In all, nine grants totaling $5.3 million went towards the purchase of Thermo Fisher instruments, with an award for a TSQ Vantage triple quadrupole joining the grants for the six Elites and two Q Exactives. There were four grants for AB Sciex instruments totaling $2.2 million. These included the three TripleTOF awards along with an award for a 5500 QTRAP.
One award, a $165,328 grant to Susan Weintraub at the University of Texas Health Science Center, San Antonio, went towards purchase of an Agilent instrument, a 6225 ESI-TOF. Weintraub also received a $190,080 grant to support the center's mass spec shared resource.
In total, $7.7 million in grants went towards the purchase of mass spec instrumentation in 2013. This was up 7 percent from $7.2 million in 2012. As in 2013, Thermo Fisher led the way in 2012, with four grants for its Orbitrap Velos instrument, totaling $2.6 million. 2012 also saw two grants for AB Sciex 5500 QTRAP machines; one grant for a Bruker Solarix FT-ICR instrument; one grant for an Agilent 6230AA TOF; one grant for a DVS Sciences CyTOF instrument; and two grants for triple quadrupoles instruments for which no make was specified.

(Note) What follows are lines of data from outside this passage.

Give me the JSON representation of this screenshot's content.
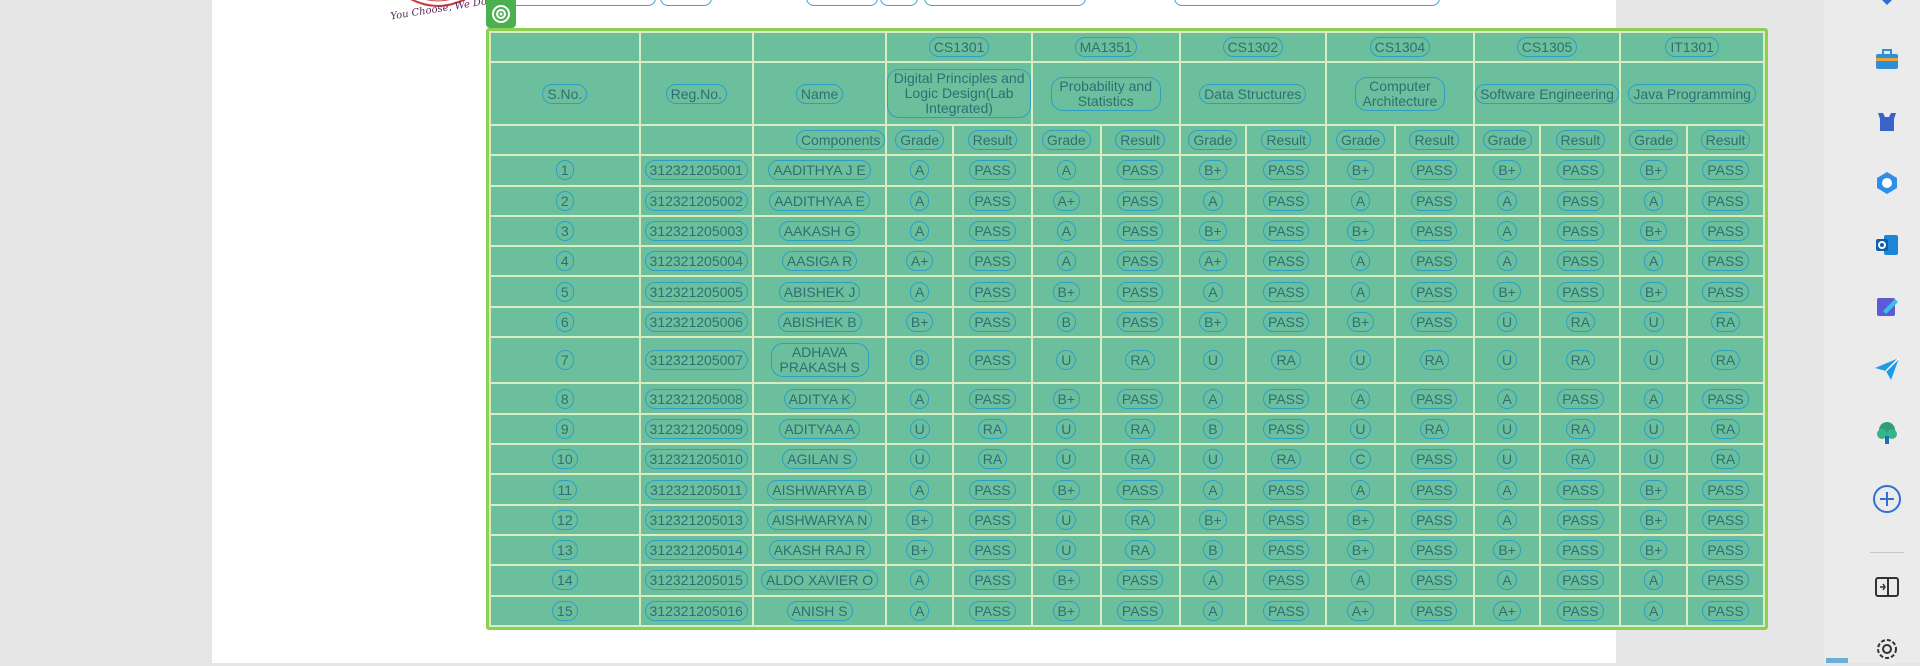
{
  "document": {
    "logo_text": "You Choose, We Do It",
    "table": {
      "course_codes": [
        "CS1301",
        "MA1351",
        "CS1302",
        "CS1304",
        "CS1305",
        "IT1301"
      ],
      "headers": {
        "sno": "S.No.",
        "regno": "Reg.No.",
        "name": "Name",
        "components": "Components",
        "grade": "Grade",
        "result": "Result"
      },
      "course_names": [
        "Digital Principles and Logic Design(Lab Integrated)",
        "Probability and Statistics",
        "Data Structures",
        "Computer Architecture",
        "Software Engineering",
        "Java Programming"
      ],
      "rows": [
        {
          "sno": "1",
          "reg": "312321205001",
          "name": "AADITHYA J E",
          "g": [
            "A",
            "A",
            "B+",
            "B+",
            "B+",
            "B+"
          ],
          "r": [
            "PASS",
            "PASS",
            "PASS",
            "PASS",
            "PASS",
            "PASS"
          ]
        },
        {
          "sno": "2",
          "reg": "312321205002",
          "name": "AADITHYAA E",
          "g": [
            "A",
            "A+",
            "A",
            "A",
            "A",
            "A"
          ],
          "r": [
            "PASS",
            "PASS",
            "PASS",
            "PASS",
            "PASS",
            "PASS"
          ]
        },
        {
          "sno": "3",
          "reg": "312321205003",
          "name": "AAKASH G",
          "g": [
            "A",
            "A",
            "B+",
            "B+",
            "A",
            "B+"
          ],
          "r": [
            "PASS",
            "PASS",
            "PASS",
            "PASS",
            "PASS",
            "PASS"
          ]
        },
        {
          "sno": "4",
          "reg": "312321205004",
          "name": "AASIGA R",
          "g": [
            "A+",
            "A",
            "A+",
            "A",
            "A",
            "A"
          ],
          "r": [
            "PASS",
            "PASS",
            "PASS",
            "PASS",
            "PASS",
            "PASS"
          ]
        },
        {
          "sno": "5",
          "reg": "312321205005",
          "name": "ABISHEK J",
          "g": [
            "A",
            "B+",
            "A",
            "A",
            "B+",
            "B+"
          ],
          "r": [
            "PASS",
            "PASS",
            "PASS",
            "PASS",
            "PASS",
            "PASS"
          ]
        },
        {
          "sno": "6",
          "reg": "312321205006",
          "name": "ABISHEK B",
          "g": [
            "B+",
            "B",
            "B+",
            "B+",
            "U",
            "U"
          ],
          "r": [
            "PASS",
            "PASS",
            "PASS",
            "PASS",
            "RA",
            "RA"
          ]
        },
        {
          "sno": "7",
          "reg": "312321205007",
          "name": "ADHAVA PRAKASH S",
          "g": [
            "B",
            "U",
            "U",
            "U",
            "U",
            "U"
          ],
          "r": [
            "PASS",
            "RA",
            "RA",
            "RA",
            "RA",
            "RA"
          ]
        },
        {
          "sno": "8",
          "reg": "312321205008",
          "name": "ADITYA K",
          "g": [
            "A",
            "B+",
            "A",
            "A",
            "A",
            "A"
          ],
          "r": [
            "PASS",
            "PASS",
            "PASS",
            "PASS",
            "PASS",
            "PASS"
          ]
        },
        {
          "sno": "9",
          "reg": "312321205009",
          "name": "ADITYAA A",
          "g": [
            "U",
            "U",
            "B",
            "U",
            "U",
            "U"
          ],
          "r": [
            "RA",
            "RA",
            "PASS",
            "RA",
            "RA",
            "RA"
          ]
        },
        {
          "sno": "10",
          "reg": "312321205010",
          "name": "AGILAN S",
          "g": [
            "U",
            "U",
            "U",
            "C",
            "U",
            "U"
          ],
          "r": [
            "RA",
            "RA",
            "RA",
            "PASS",
            "RA",
            "RA"
          ]
        },
        {
          "sno": "11",
          "reg": "312321205011",
          "name": "AISHWARYA B",
          "g": [
            "A",
            "B+",
            "A",
            "A",
            "A",
            "B+"
          ],
          "r": [
            "PASS",
            "PASS",
            "PASS",
            "PASS",
            "PASS",
            "PASS"
          ]
        },
        {
          "sno": "12",
          "reg": "312321205013",
          "name": "AISHWARYA N",
          "g": [
            "B+",
            "U",
            "B+",
            "B+",
            "A",
            "B+"
          ],
          "r": [
            "PASS",
            "RA",
            "PASS",
            "PASS",
            "PASS",
            "PASS"
          ]
        },
        {
          "sno": "13",
          "reg": "312321205014",
          "name": "AKASH RAJ R",
          "g": [
            "B+",
            "U",
            "B",
            "B+",
            "B+",
            "B+"
          ],
          "r": [
            "PASS",
            "RA",
            "PASS",
            "PASS",
            "PASS",
            "PASS"
          ]
        },
        {
          "sno": "14",
          "reg": "312321205015",
          "name": "ALDO XAVIER O",
          "g": [
            "A",
            "B+",
            "A",
            "A",
            "A",
            "A"
          ],
          "r": [
            "PASS",
            "PASS",
            "PASS",
            "PASS",
            "PASS",
            "PASS"
          ]
        },
        {
          "sno": "15",
          "reg": "312321205016",
          "name": "ANISH S",
          "g": [
            "A",
            "B+",
            "A",
            "A+",
            "A+",
            "A"
          ],
          "r": [
            "PASS",
            "PASS",
            "PASS",
            "PASS",
            "PASS",
            "PASS"
          ]
        }
      ]
    }
  },
  "sidebar": {
    "icons": [
      "chevron-down-icon",
      "briefcase-icon",
      "chess-icon",
      "copilot-icon",
      "outlook-icon",
      "designer-icon",
      "send-icon",
      "tree-icon",
      "add-icon",
      "split-screen-icon",
      "settings-icon"
    ]
  },
  "colors": {
    "table_fill": "#6cbf9d",
    "table_border": "#8ccf53",
    "chip_outline": "#2e9fc4"
  }
}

A number of 2013 awards also supported mass spec technology and method development. University of Wisconsin-Madison researcher Josh Coon received $222,619 to develop a gas chromatography system to be interfaced with a Thermo Fisher Orbitrap instrument. The University of Washington's Michael MacCoss won a $372,731 award to further develop his lab's Skyline software tool for targeted mass spec-based proteomics.
University of Washington researcher James Bruce received $294,110 for an effort to increase mass spec throughput by developing mass spec arrays for use on ion cyclotron resonance instruments. The technology, he said in the grant's abstract, could increase MS/MS acquisition speeds by an order of magnitude.
Oregon State University's Douglas Barofsky was granted $339,977 for work on developing a single tandem mass spec dissociation cell capable of performing collision-induced dissociation, infrared multiphoton dissociation, electron capture dissociation, electron detachment dissociation, electron transfer dissociation, and electron impact excitation of ions from organics, individually or in combination.